Jean Goss (Caluire in France November 20, 1912 - Paris April 3, 1991) was a French nonviolent activist. The son of an opera baritone who lost his voice during the First World War, Jean Goss was forced to work beginning at the age of 12 in Paris, before being hired by a French railway Company in 1937. At 15, he joined a trade union. Mobilized in 1939, he participated in the Second World War. In June 1940, the night before his surrender to the German Army in Lille, he lived an overwhelming experience of God's love for him and for the whole of humanity.
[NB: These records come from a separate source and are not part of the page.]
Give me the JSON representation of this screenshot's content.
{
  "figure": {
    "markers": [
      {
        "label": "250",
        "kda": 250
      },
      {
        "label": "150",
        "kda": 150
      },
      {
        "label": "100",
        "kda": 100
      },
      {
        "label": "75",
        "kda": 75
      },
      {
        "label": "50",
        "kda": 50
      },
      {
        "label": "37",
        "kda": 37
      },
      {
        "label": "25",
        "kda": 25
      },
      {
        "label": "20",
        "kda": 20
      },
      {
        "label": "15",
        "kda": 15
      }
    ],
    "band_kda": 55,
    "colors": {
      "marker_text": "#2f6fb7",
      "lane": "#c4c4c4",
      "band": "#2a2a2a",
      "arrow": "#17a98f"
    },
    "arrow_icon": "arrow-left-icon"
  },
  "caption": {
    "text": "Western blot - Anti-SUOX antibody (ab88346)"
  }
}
It would be the beginning of a lifelong commitment. As a war prisoner in German camps until 1945, he was sentenced to death but saved by a German officer who was moved by his testimony. At the end of the war, he was looking for clergymen in the Roman Catholic Church convinced of the absolute respect of Human life. In 1950, he forced the entrance of the Holy Office in Rome to meet Cardinal Alfredo Ottaviani. In 1948, he met the International Fellowship of Reconciliation in France and sent back to the French Ministry his military papers and his war medals in support of the conscientious objectors. Living in Arcueil, a city of Paris' suburb, he was active in social movements for housing and also in the railway trade unions. He was one of the leader of the 1953 strikes. He participated in several peace meetings in East Europe (Budapest 1953, Warsaw 1956, Moscow 1957, Prague 1958). In 1958, he married Hildegard Mayr. They have got two children, Etienne and Myriam. His life with Hildegard was committed to promote Christian active nonviolence. They were in Rome during the Council Vatican II lobbying for the recognition of the conscientious objection by the Roman Catholic Church. In the 1960s and 1970s, they lived for sometime in Brazil (1964–1965) and in Mexico (1970–1971). They co-organized two continental conferences on non-violence (Montevideo 1966, Medellín 1974), from which was born the SERPAJ (Servizio Paz y Justizia). Its first coordinator was Adolfo Pérez Esquivel, who received the Nobel Peace Prize in 1980.